If recent media reports are any indication, the anti-corruption campaign that began with a bang is now set to conclude with a whimper. The strong measures taken by this government against perpetrators of all types of corruption and scams as soon as it took office received widespread public support, prompting the incumbent Deputy Prime Minister and Home Minister to declare that steps would be taken to their logical conclusion and perpetrators would be punished without hesitation. He was brave enough to say that the administration would not spare anyone, even if the culprits were members of his party.
The same push sent ripples across political parties when big names began to emerge in recent scams that have dominated media headlines. Former prime ministers and political party leaders' names were expected to be scrutinised in several scams. However, due to pressure from the ruling alliance partners, the Home Ministry has encountered impediments in conducting a smooth inquiry against a few prominent leaders.
Two PMs’ statements
The Central Investigation Bureau (CIB), which is investigating the Lalita Niwas land scam as well as the false Bhutanese refugee controversy, has reportedly conducted its queries against two previous prime ministers who are claimed to have made cabinet decisions relating to the transfer of government-owned land to private hands. Initially, the CIB stopped short of registering the statement from the two former PMs, but it filed their statement at the last minute owing to the perceived public and media outcry. The statement may not ruffle any feather of two former PMs as it appears a formality for the CIB that apparently failed summon two former prime ministers, Madhav Kumar Nepal and Dr. Baburam Bhattarai for a lengthy period, though it has arrested and grilled many others in the same case.
It may be worthwhile to note here that a recent Supreme Court ruling has brought any cabinet-level decisions under the ambit of the nation’s probe bodies that can now investigate any cabinet decision that violate the nation's laws, policies, and regulations. Prior to this ruling, any cabinet decision was off-limits to the investigating bodies. The new ruling has opened new avenues for our investigating bodies to take up issues related to cabinet decisions that promote policy-level corruption in the nation.
Meanwhile, reports suggest that the probe bodies’ latest attempt to resume the registration of new charges in the phony Bhutanese refugee scam piqued the chief of the ruling coalition's main party, the Nepali Congress. The government has come under pressure from the NC president not to drag the refugee issue any longer, as there is growing concern that the president's wife, a Congress leader herself, along with others, could also be investigated and grilled. The NC Congress president is particularly upset at the detention of a key party member and his trusted fellow, former home minister Bal Krishna Khand.
According to some reports, the NC chief at a meeting of the coalition partners, slammed the Home Minister for sparing his party colleague Krishna Bahadur Mahara and his sons, who were discovered to have contacts with smugglers caught in connection with the current episode of gold smuggling at Tribhuwan International Airport. Mahara and his sons spoke with Chinese smugglers multiple times over the phone, and his sons sought the assistance of customs officers in releasing the seized gold. The Home Minister, on the other hand, attempted to defend the Maharas, arguing that no one can be arrested or investigated only on the basis of phone calls.

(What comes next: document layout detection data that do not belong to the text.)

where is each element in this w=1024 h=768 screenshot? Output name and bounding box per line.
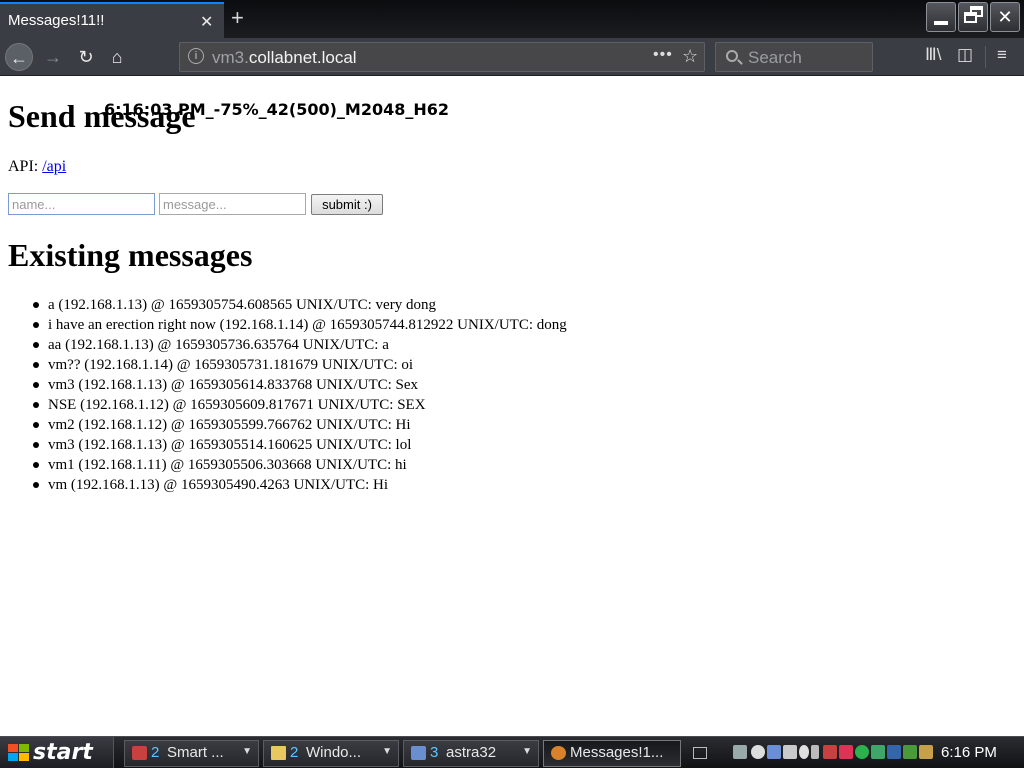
- start-button[interactable]: start: [0, 737, 114, 768]
- windows-logo-icon: [8, 744, 30, 762]
- site-info-icon[interactable]: i: [188, 48, 204, 64]
- browser-title-bar: Messages!11!! ✕ + ✕: [0, 0, 1024, 38]
- reload-button[interactable]: ↻: [72, 43, 100, 71]
- tray-update-icon[interactable]: [871, 745, 885, 759]
- url-text[interactable]: vm3.collabnet.local: [212, 48, 357, 68]
- sidebar-icon[interactable]: ◫: [957, 45, 973, 65]
- minimize-button[interactable]: [926, 2, 956, 32]
- group-label: Windo...: [306, 744, 362, 761]
- message-item: aa (192.168.1.13) @ 1659305736.635764 UN…: [33, 335, 567, 355]
- message-item: vm (192.168.1.13) @ 1659305490.4263 UNIX…: [33, 475, 567, 495]
- navigation-toolbar: ← → ↻ ⌂ i vm3.collabnet.local ••• ☆ Sear…: [0, 38, 1024, 76]
- tray-settings-icon[interactable]: [783, 745, 797, 759]
- api-line: API: /api: [8, 158, 66, 176]
- minimize-icon: [934, 21, 948, 25]
- tray-antivirus-icon[interactable]: [839, 745, 853, 759]
- start-label: start: [33, 740, 93, 765]
- group-label: astra32: [446, 744, 497, 761]
- tab-title: Messages!11!!: [8, 12, 105, 29]
- message-item: a (192.168.1.13) @ 1659305754.608565 UNI…: [33, 295, 567, 315]
- group-count: 2: [151, 744, 160, 761]
- tray-clock-icon[interactable]: [751, 745, 765, 759]
- message-input[interactable]: [159, 193, 306, 215]
- tray-check-icon[interactable]: [855, 745, 869, 759]
- api-link[interactable]: /api: [42, 158, 66, 175]
- submit-button[interactable]: submit :): [311, 194, 383, 215]
- taskbar-window-messages[interactable]: Messages!1...: [543, 740, 681, 767]
- restore-button[interactable]: [958, 2, 988, 32]
- address-bar[interactable]: i vm3.collabnet.local ••• ☆: [179, 42, 705, 72]
- messages-list: a (192.168.1.13) @ 1659305754.608565 UNI…: [33, 295, 567, 495]
- close-window-button[interactable]: ✕: [990, 2, 1020, 32]
- taskbar: start 2 Smart ... ▼ 2 Windo... ▼ 3 astra…: [0, 736, 1024, 768]
- forward-button[interactable]: →: [39, 43, 67, 71]
- api-label: API:: [8, 158, 43, 175]
- page-content: Send message 6:16:03 PM_-75%_42(500)_M20…: [0, 77, 1024, 736]
- tray-volume-icon[interactable]: [919, 745, 933, 759]
- window-label: Messages!1...: [570, 744, 664, 761]
- shield-icon: [132, 746, 147, 760]
- toolbar-separator: [985, 46, 986, 68]
- group-label: Smart ...: [167, 744, 224, 761]
- library-icon[interactable]: Ⅲ\: [925, 45, 941, 65]
- tray-shield-icon[interactable]: [823, 745, 837, 759]
- tab-close-icon[interactable]: ✕: [200, 12, 213, 32]
- name-input[interactable]: [8, 193, 155, 215]
- taskbar-clock[interactable]: 6:16 PM: [941, 744, 997, 761]
- chevron-down-icon: ▼: [382, 746, 392, 757]
- message-item: vm3 (192.168.1.13) @ 1659305614.833768 U…: [33, 375, 567, 395]
- tray-arrows-icon[interactable]: [903, 745, 917, 759]
- computer-icon: [411, 746, 426, 760]
- existing-messages-heading: Existing messages: [8, 237, 253, 273]
- taskbar-group-windows[interactable]: 2 Windo... ▼: [263, 740, 399, 767]
- firefox-icon: [551, 746, 566, 760]
- back-button[interactable]: ←: [5, 43, 33, 71]
- hamburger-menu-icon[interactable]: ≡: [997, 45, 1007, 65]
- folder-icon: [271, 746, 286, 760]
- tray-network-icon[interactable]: [767, 745, 781, 759]
- tray-app-icon[interactable]: [733, 745, 747, 759]
- message-item: i have an erection right now (192.168.1.…: [33, 317, 567, 333]
- message-item: vm1 (192.168.1.11) @ 1659305506.303668 U…: [33, 455, 567, 475]
- taskbar-group-smart[interactable]: 2 Smart ... ▼: [124, 740, 259, 767]
- message-item: NSE (192.168.1.12) @ 1659305609.817671 U…: [33, 395, 567, 415]
- home-button[interactable]: ⌂: [103, 43, 131, 71]
- message-item: vm?? (192.168.1.14) @ 1659305731.181679 …: [33, 355, 567, 375]
- search-input[interactable]: Search: [715, 42, 873, 72]
- search-placeholder: Search: [748, 48, 802, 67]
- keyboard-icon[interactable]: [693, 747, 707, 759]
- group-count: 3: [430, 744, 439, 761]
- close-icon: ✕: [997, 7, 1013, 27]
- message-item: vm2 (192.168.1.12) @ 1659305599.766762 U…: [33, 415, 567, 435]
- tray-globe-icon[interactable]: [887, 745, 901, 759]
- bookmark-star-icon[interactable]: ☆: [682, 46, 698, 67]
- tab-messages[interactable]: Messages!11!! ✕: [0, 2, 224, 38]
- search-icon: [726, 50, 738, 62]
- url-domain: collabnet.local: [248, 48, 357, 67]
- taskbar-group-astra32[interactable]: 3 astra32 ▼: [403, 740, 539, 767]
- stats-overlay: 6:16:03 PM_-75%_42(500)_M2048_H62: [104, 100, 450, 119]
- page-actions-icon[interactable]: •••: [653, 46, 673, 64]
- url-subdomain: vm3.: [212, 48, 249, 67]
- tray-status-icon[interactable]: [799, 745, 809, 759]
- chevron-down-icon: ▼: [242, 746, 252, 757]
- message-item: vm3 (192.168.1.13) @ 1659305514.160625 U…: [33, 435, 567, 455]
- tray-link-icon[interactable]: [811, 745, 819, 759]
- chevron-down-icon: ▼: [522, 746, 532, 757]
- system-tray: 6:16 PM: [727, 740, 1024, 767]
- new-tab-button[interactable]: +: [231, 5, 244, 31]
- group-count: 2: [290, 744, 299, 761]
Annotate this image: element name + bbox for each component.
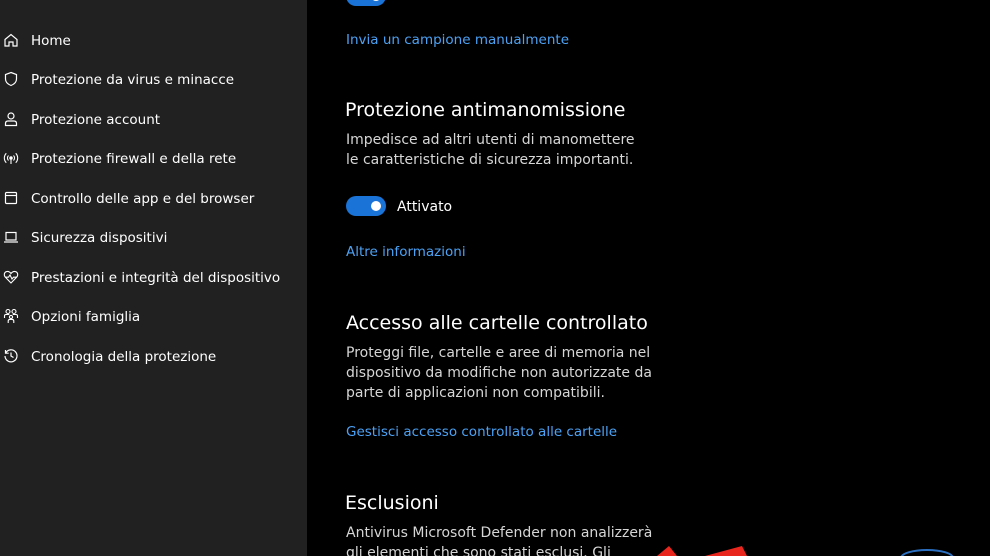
toggle-knob [371,0,381,1]
circle-button-edge-icon [900,549,954,556]
home-icon [1,30,21,50]
sidebar-item-home[interactable]: Home [0,23,307,59]
sidebar-item-family-options[interactable]: Opzioni famiglia [0,299,307,335]
exclusions-title: Esclusioni [345,492,439,514]
sidebar-item-virus-protection[interactable]: Protezione da virus e minacce [0,62,307,98]
more-info-link[interactable]: Altre informazioni [346,243,466,261]
sidebar-item-label: Cronologia della protezione [31,349,217,365]
laptop-icon [1,227,21,247]
person-icon [1,109,21,129]
sidebar-item-label: Opzioni famiglia [31,309,141,325]
sidebar-item-firewall[interactable]: Protezione firewall e della rete [0,141,307,177]
sidebar-item-protection-history[interactable]: Cronologia della protezione [0,339,307,375]
sidebar-item-label: Protezione firewall e della rete [31,151,237,167]
controlled-folder-access-description: Proteggi file, cartelle e aree di memori… [346,345,652,401]
tamper-protection-toggle-state: Attivato [397,199,453,215]
sidebar-item-label: Sicurezza dispositivi [31,230,168,246]
app-window-icon [1,188,21,208]
toggle-knob [371,201,381,211]
sidebar-item-label: Protezione da virus e minacce [31,72,235,88]
controlled-folder-access-title: Accesso alle cartelle controllato [346,312,648,334]
sidebar-item-device-performance[interactable]: Prestazioni e integrità del dispositivo [0,260,307,296]
main-content: Invia un campione manualmente Protezione… [307,0,990,556]
submit-sample-link[interactable]: Invia un campione manualmente [346,31,569,49]
previous-setting-toggle[interactable] [346,0,386,6]
sidebar-item-label: Prestazioni e integrità del dispositivo [31,270,281,286]
sidebar: Home Protezione da virus e minacce Prote… [0,0,307,556]
wifi-antenna-icon [1,148,21,168]
tamper-protection-title: Protezione antimanomissione [345,99,626,121]
tamper-protection-toggle[interactable] [346,196,386,216]
heart-pulse-icon [1,267,21,287]
sidebar-item-device-security[interactable]: Sicurezza dispositivi [0,220,307,256]
exclusions-description: Antivirus Microsoft Defender non analizz… [346,525,653,556]
sidebar-item-label: Home [31,33,71,49]
history-icon [1,346,21,366]
sidebar-item-label: Protezione account [31,112,161,128]
family-icon [1,306,21,326]
sidebar-item-account-protection[interactable]: Protezione account [0,102,307,138]
sidebar-item-app-browser-control[interactable]: Controllo delle app e del browser [0,181,307,217]
manage-controlled-folder-access-link[interactable]: Gestisci accesso controllato alle cartel… [346,423,617,441]
red-arrow-annotation [657,546,747,556]
shield-icon [1,69,21,89]
tamper-protection-description: Impedisce ad altri utenti di manomettere… [346,132,635,168]
sidebar-item-label: Controllo delle app e del browser [31,191,255,207]
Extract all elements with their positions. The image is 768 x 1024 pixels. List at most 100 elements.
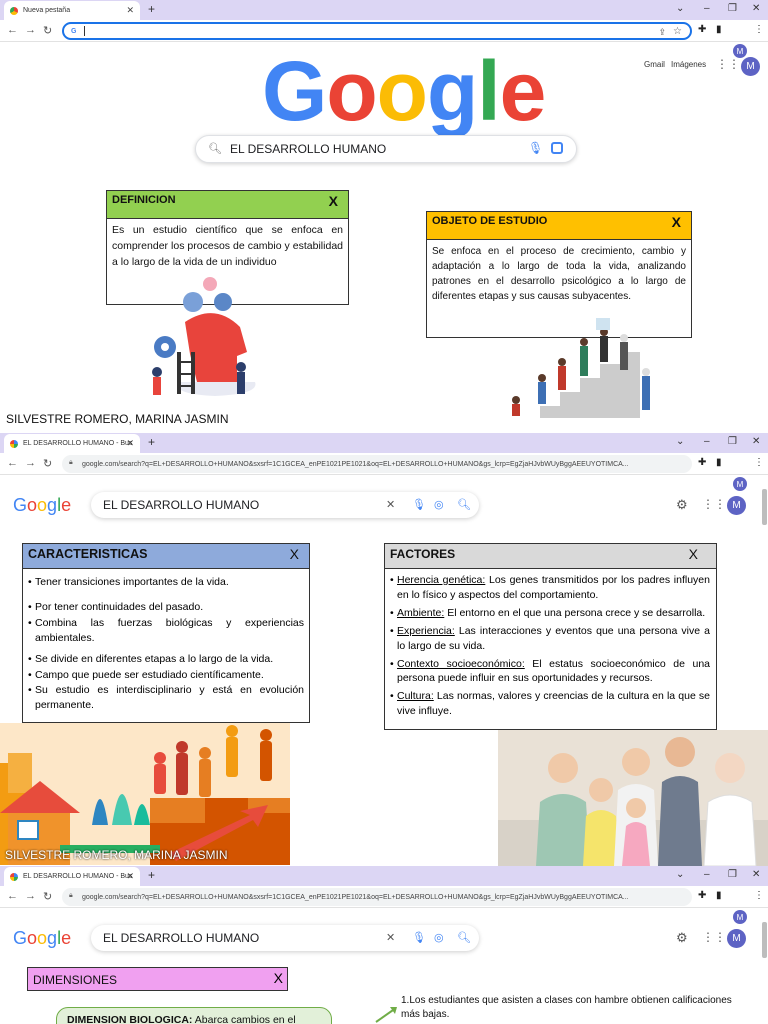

The aforementioned events demonstrate that the involvement of big names is to blame for the weakening of ongoing anti-corruption measures. To make matters worse, certain high-ranking police officials in charge of investigating the refugee scam and detaining some major figures as well as scammers have been transferred to other stations within the police department. The Chief of the Kathmandu Valley Police, who led the fake refugee inquiry, has been reassigned to another department in an attempt to weaken the continuing investigation into the refugee scam. Following the shunting of the police officers, the investigation and charges against big names are expected to lose their effectiveness.
Culture of impunity
Given the recent episodes, it is not an exaggeration to argue that the anti-corruption push in Nepal is a challenging prospect. The departments in charge of investigating corruption and scams may not yield concretely beneficial results simply because they are greatly influenced by the desires and grudges of the powers that be. Initially, it may appear that these departments have done wonders in conducting such investigations, but when the names of "big fish" begin to arise in connection with scandals, they are constrained in their efforts. Needless to say, such attempts often breed a culture of impunity that always undermines the ideals of good governance, transparency as well as equity.
Finally, what our leaders and parties appear to forget at present is - no leader or party that plays their part in weakening such crucial probes can escape the prying eyes of the public. In politics and beyond, the public scrutiny keeps on evaluating the work of leaders and parties. As such they must not betray the public trust and must be committed to acting according to the will of the people for whom good governance and nation building are two paramount concerns.